Menù di stagione è la parola "chiave" dell'intera programmazione, ricca e articolata nella sua "offerta", che accompagnerà lo spettatore, e gli stessi protagonisti, verso la piena e sospirata ripresa, superando un momento che ha sospeso tanto i corpi quanto le menti, e riconoscendo nel teatro, e nella cultura tutta, uno degli elementi vitali della nostra quotidianità.

I volti d'importanti artisti del panorama teatrale, tra i quali Silvio Orlando, Isabella Ragonese, Ascanio Celestini, Giuseppe Battiston, Marco Baliani, Ferzan Ozpetek, Filippo Nigro, Paolo Valerio, daranno voce e anima alle storie sul palcoscenico partenopeo.

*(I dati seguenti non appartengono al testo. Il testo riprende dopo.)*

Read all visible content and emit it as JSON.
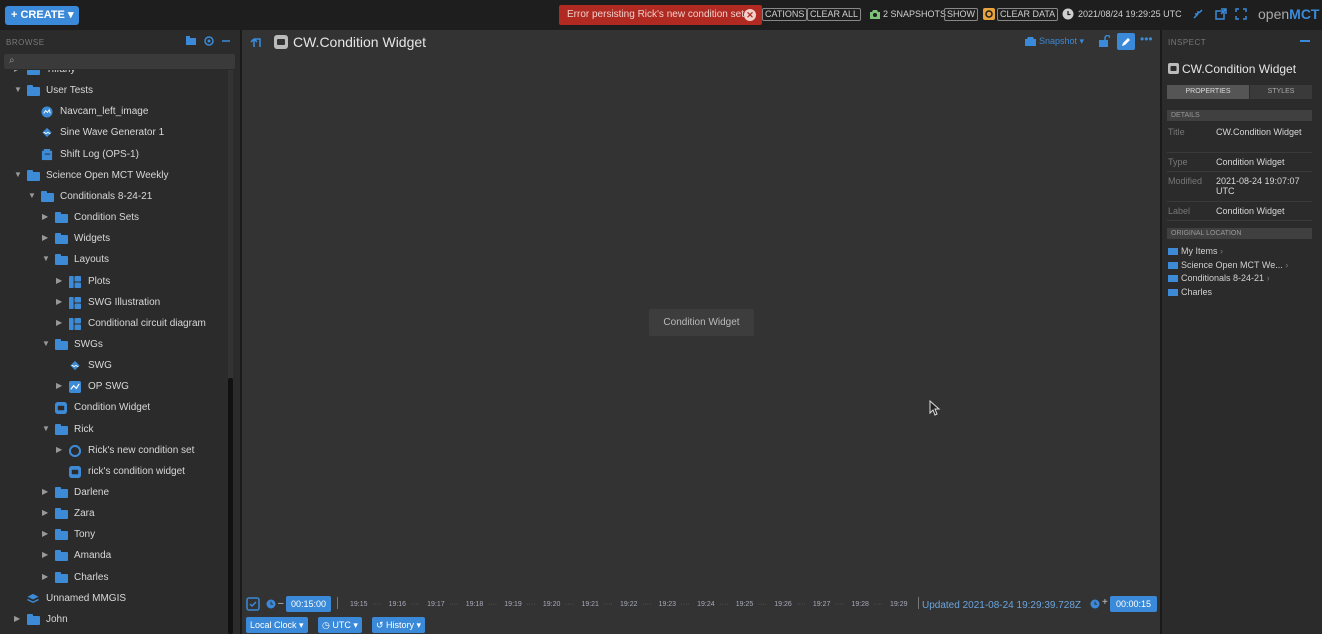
{
  "topbar": {
    "create_label": "+ CREATE ▾",
    "error_message": "Error persisting Rick's new condition set",
    "notifications_label": "CATIONS",
    "clear_all_label": "CLEAR ALL",
    "snapshots_label": "2 SNAPSHOTS",
    "show_label": "SHOW",
    "clear_data_label": "CLEAR DATA",
    "clock_text": "2021/08/24 19:29:25 UTC",
    "logo_prefix": "open",
    "logo_suffix": "MCT"
  },
  "browse": {
    "label": "BROWSE",
    "items": [
      {
        "label": "Tiffany",
        "indent": 1,
        "arrow": "right",
        "icon": "folder"
      },
      {
        "label": "User Tests",
        "indent": 1,
        "arrow": "down",
        "icon": "folder"
      },
      {
        "label": "Navcam_left_image",
        "indent": 2,
        "arrow": "",
        "icon": "imagery"
      },
      {
        "label": "Sine Wave Generator 1",
        "indent": 2,
        "arrow": "",
        "icon": "generator"
      },
      {
        "label": "Shift Log (OPS-1)",
        "indent": 2,
        "arrow": "",
        "icon": "notebook"
      },
      {
        "label": "Science Open MCT Weekly",
        "indent": 1,
        "arrow": "down",
        "icon": "folder"
      },
      {
        "label": "Conditionals 8-24-21",
        "indent": 2,
        "arrow": "down",
        "icon": "folder"
      },
      {
        "label": "Condition Sets",
        "indent": 3,
        "arrow": "right",
        "icon": "folder"
      },
      {
        "label": "Widgets",
        "indent": 3,
        "arrow": "right",
        "icon": "folder"
      },
      {
        "label": "Layouts",
        "indent": 3,
        "arrow": "down",
        "icon": "folder"
      },
      {
        "label": "Plots",
        "indent": 4,
        "arrow": "right",
        "icon": "layout"
      },
      {
        "label": "SWG Illustration",
        "indent": 4,
        "arrow": "right",
        "icon": "layout"
      },
      {
        "label": "Conditional circuit diagram",
        "indent": 4,
        "arrow": "right",
        "icon": "layout"
      },
      {
        "label": "SWGs",
        "indent": 3,
        "arrow": "down",
        "icon": "folder"
      },
      {
        "label": "SWG",
        "indent": 4,
        "arrow": "",
        "icon": "generator"
      },
      {
        "label": "OP SWG",
        "indent": 4,
        "arrow": "right",
        "icon": "plot"
      },
      {
        "label": "Condition Widget",
        "indent": 3,
        "arrow": "",
        "icon": "condition-widget"
      },
      {
        "label": "Rick",
        "indent": 3,
        "arrow": "down",
        "icon": "folder"
      },
      {
        "label": "Rick's new condition set",
        "indent": 4,
        "arrow": "right",
        "icon": "condition-set"
      },
      {
        "label": "rick's condition widget",
        "indent": 4,
        "arrow": "",
        "icon": "condition-widget"
      },
      {
        "label": "Darlene",
        "indent": 3,
        "arrow": "right",
        "icon": "folder"
      },
      {
        "label": "Zara",
        "indent": 3,
        "arrow": "right",
        "icon": "folder"
      },
      {
        "label": "Tony",
        "indent": 3,
        "arrow": "right",
        "icon": "folder"
      },
      {
        "label": "Amanda",
        "indent": 3,
        "arrow": "right",
        "icon": "folder"
      },
      {
        "label": "Charles",
        "indent": 3,
        "arrow": "right",
        "icon": "folder"
      },
      {
        "label": "Unnamed MMGIS",
        "indent": 1,
        "arrow": "",
        "icon": "mmgis"
      },
      {
        "label": "John",
        "indent": 1,
        "arrow": "right",
        "icon": "folder"
      }
    ]
  },
  "main": {
    "title": "CW.Condition Widget",
    "snapshot_label": "Snapshot ▾",
    "center_label": "Condition Widget"
  },
  "time": {
    "start_offset": "00:15:00",
    "end_offset": "00:00:15",
    "ticks": [
      "19:15",
      "19:16",
      "19:17",
      "19:18",
      "19:19",
      "19:20",
      "19:21",
      "19:22",
      "19:23",
      "19:24",
      "19:25",
      "19:26",
      "19:27",
      "19:28",
      "19:29"
    ],
    "updated_text": "Updated  2021-08-24 19:29:39.728Z",
    "local_clock_label": "Local Clock ▾",
    "utc_label": "UTC ▾",
    "history_label": "History ▾"
  },
  "inspector": {
    "label": "INSPECT",
    "title": "CW.Condition Widget",
    "tab_properties": "PROPERTIES",
    "tab_styles": "STYLES",
    "details_header": "DETAILS",
    "title_key": "Title",
    "title_val": "CW.Condition Widget",
    "type_key": "Type",
    "type_val": "Condition Widget",
    "modified_key": "Modified",
    "modified_val": "2021-08-24 19:07:07 UTC",
    "label_key": "Label",
    "label_val": "Condition Widget",
    "location_header": "ORIGINAL LOCATION",
    "location": [
      "My Items",
      "Science Open MCT We...",
      "Conditionals 8-24-21",
      "Charles"
    ]
  },
  "colors": {
    "accent": "#3a8ad9",
    "error": "#b02a22",
    "background": "#2b2b2b",
    "main_background": "#333333"
  }
}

Palcoscenico che ospiterà spettacoli e riletture firmati da importanti registi, in alcuni casi anche interpreti in scena, del panorama nazionale e internazionale come Daniel Pennac, Maurizio Scaparro, Lucia Calamaro, Claudio Di Palma, Fabrizio Arcuri, Simone Derai, Francesco Saponaro, che porteranno in scena testi di autori che vanno, fra gli altri, da Eugène Ionesco a Sergej Dovlatov, da Andrea Zanzotto a Lucia Calamaro, da Duncan Macmillan a Mozart.

La programmazione prenderà il via, giovedì 13 ottobre, con Silvio Orlando in La vita davanti a sé da La vie devant a soi di Romain Gary (Emile Ajar), di cui firma anche riduzione e regia, affiancato dall'Ensamble dell'Orchestra Terra Madre, con la direzione musicale di Simone Campa. Una storia commovente e ancora attualissima, che racconta di vite sgangherate che vanno alla rovescia, ma anche di un'improbabile storia d'amore toccata dalla grazia.

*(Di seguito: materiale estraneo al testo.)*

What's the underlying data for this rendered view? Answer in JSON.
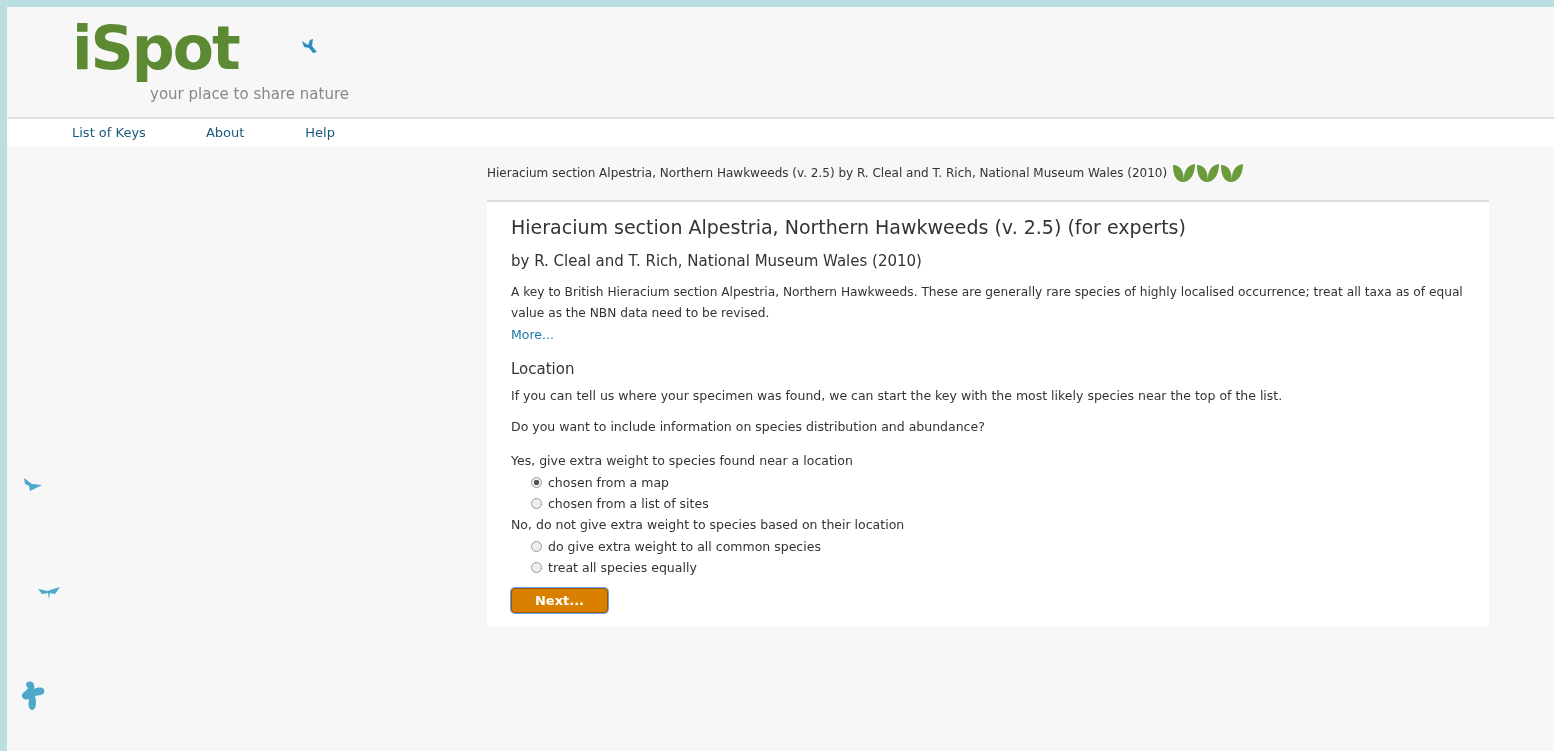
{
  "logo": {
    "name": "iSpot",
    "tagline": "your place to share nature"
  },
  "nav": [
    {
      "label": "List of Keys"
    },
    {
      "label": "About"
    },
    {
      "label": "Help"
    }
  ],
  "breadcrumb": {
    "text": "Hieracium section Alpestria, Northern Hawkweeds (v. 2.5) by R. Cleal and T. Rich, National Museum Wales (2010)",
    "stars": 3
  },
  "key": {
    "title": "Hieracium section Alpestria, Northern Hawkweeds (v. 2.5) (for experts)",
    "byline": "by R. Cleal and T. Rich, National Museum Wales (2010)",
    "description": "A key to British Hieracium section Alpestria, Northern Hawkweeds. These are generally rare species of highly localised occurrence; treat all taxa as of equal value as the NBN data need to be revised.",
    "more_link": "More..."
  },
  "location": {
    "heading": "Location",
    "intro": "If you can tell us where your specimen was found, we can start the key with the most likely species near the top of the list.",
    "question": "Do you want to include information on species distribution and abundance?",
    "groups": [
      {
        "label": "Yes, give extra weight to species found near a location",
        "options": [
          {
            "label": "chosen from a map",
            "selected": true
          },
          {
            "label": "chosen from a list of sites",
            "selected": false
          }
        ]
      },
      {
        "label": "No, do not give extra weight to species based on their location",
        "options": [
          {
            "label": "do give extra weight to all common species",
            "selected": false
          },
          {
            "label": "treat all species equally",
            "selected": false
          }
        ]
      }
    ],
    "next_button": "Next..."
  }
}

E' un nuovo 'incontro' tra Anagoor e la parola poetica di Andrea Zanzotto, lo spettacolo Ecloga XI con Leda Kreider e Marco Menegoni, per la regia di Simone Derai, in scena il 22 e il 23 ottobre. Questo nuovo lavoro prosegue l'indagine scenica sulla parola poetica che da sempre Anagoor conduce. Anagoor pur non citandolo mai esplicitamente, da tempo, fatto propria la lezione di Zanzotto.

Il 12 e il 13 novembre Maurizio Scaparro porterà in scena Il re muore di Eugène Ionesco, con Edoardo Siravo, e con Enrico Bonavera, Gabriella Casali, Giulia Di Quilio, Michele Ferlito, Isabel Russinova. A distanza di sessant'anni dalla prima mondiale del testo di Ionesco (al Théàtre de l'Alliance francaise a Parigi), Maurizio Scaparro torna alla regia affrontando questo testo più che mai attuale.

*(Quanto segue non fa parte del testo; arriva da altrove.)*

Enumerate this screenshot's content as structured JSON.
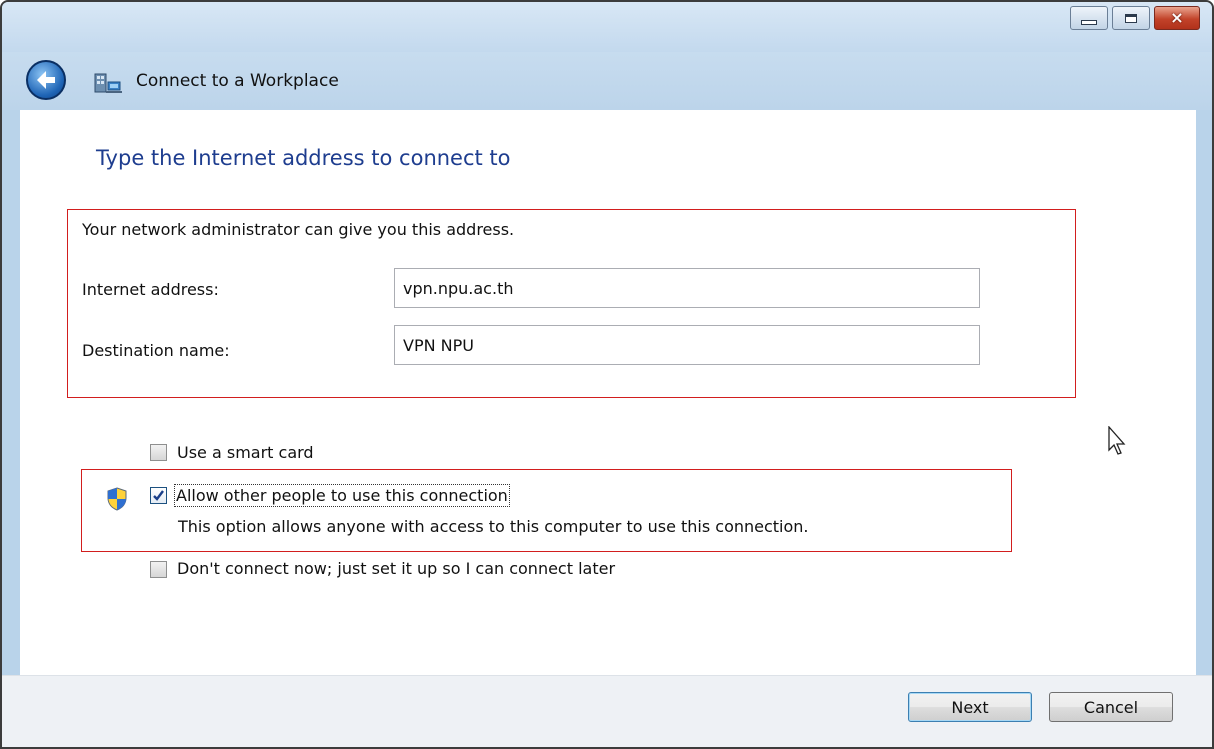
{
  "window": {
    "title": "Connect to a Workplace",
    "controls": {
      "minimize": "minimize",
      "maximize": "maximize",
      "close": "×"
    }
  },
  "page": {
    "main_instruction": "Type the Internet address to connect to",
    "hint": "Your network administrator can give you this address.",
    "internet_address": {
      "label": "Internet address:",
      "value": "vpn.npu.ac.th"
    },
    "destination_name": {
      "label": "Destination name:",
      "value": "VPN NPU"
    },
    "options": [
      {
        "label": "Use a smart card",
        "checked": false
      },
      {
        "label": "Allow other people to use this connection",
        "checked": true,
        "description": "This option allows anyone with access to this computer to use this connection.",
        "requires_admin": true
      },
      {
        "label": "Don't connect now; just set it up so I can connect later",
        "checked": false
      }
    ]
  },
  "buttons": {
    "next": "Next",
    "cancel": "Cancel"
  },
  "colors": {
    "instruction": "#1e3d8f",
    "highlight_box": "#d21e1e",
    "chrome": "#b9d3ea"
  },
  "icons": [
    "back-arrow-icon",
    "network-workplace-icon",
    "uac-shield-icon",
    "checkbox-check-icon",
    "mouse-pointer-icon"
  ]
}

Ascanio Celestini, dal 17 al 20 novembre, ci guiderà in un ipotetico Museo Pasolini, attraverso le testimonianze di chi l'ha conosciuto, ma anche di chi l'ha immaginato, amato e odiato, con le voci di Grazia Napoletano e Luigi Celidonio e le musiche di Gianluca Casadei.

Il 26 e il 27 novembre, sarà in scena Far finta di essere sani di Giorgio Gaber e Sandro Luporini, con Andrea Mirò, Enrico Ballardini e "Musica da Ripostiglio", nell'adattamento e la regia di Emilio Russo. Gaber/Luporini sottolineano una certa incapacità di far convergere gli ideali con il vivere quotidiano, il personale con il politico. Il "signor G" vive, nello stesso momento, la voglia di essere una cosa e l'impossibilità di esserla.

E' un incontro che nasce dal desiderio di raccontare e condividere con il pubblico il lavoro creativo di Compagniemia con Daniel Pennac in Dal sogno alla scena di Clara Bauer, Pako Ioffredo, Daniel Pennac, con Pako Ioffredo, Demi Licata, Daniel Pennac, regia Clara Bauer, in scena dall'1 al 4 dicembre.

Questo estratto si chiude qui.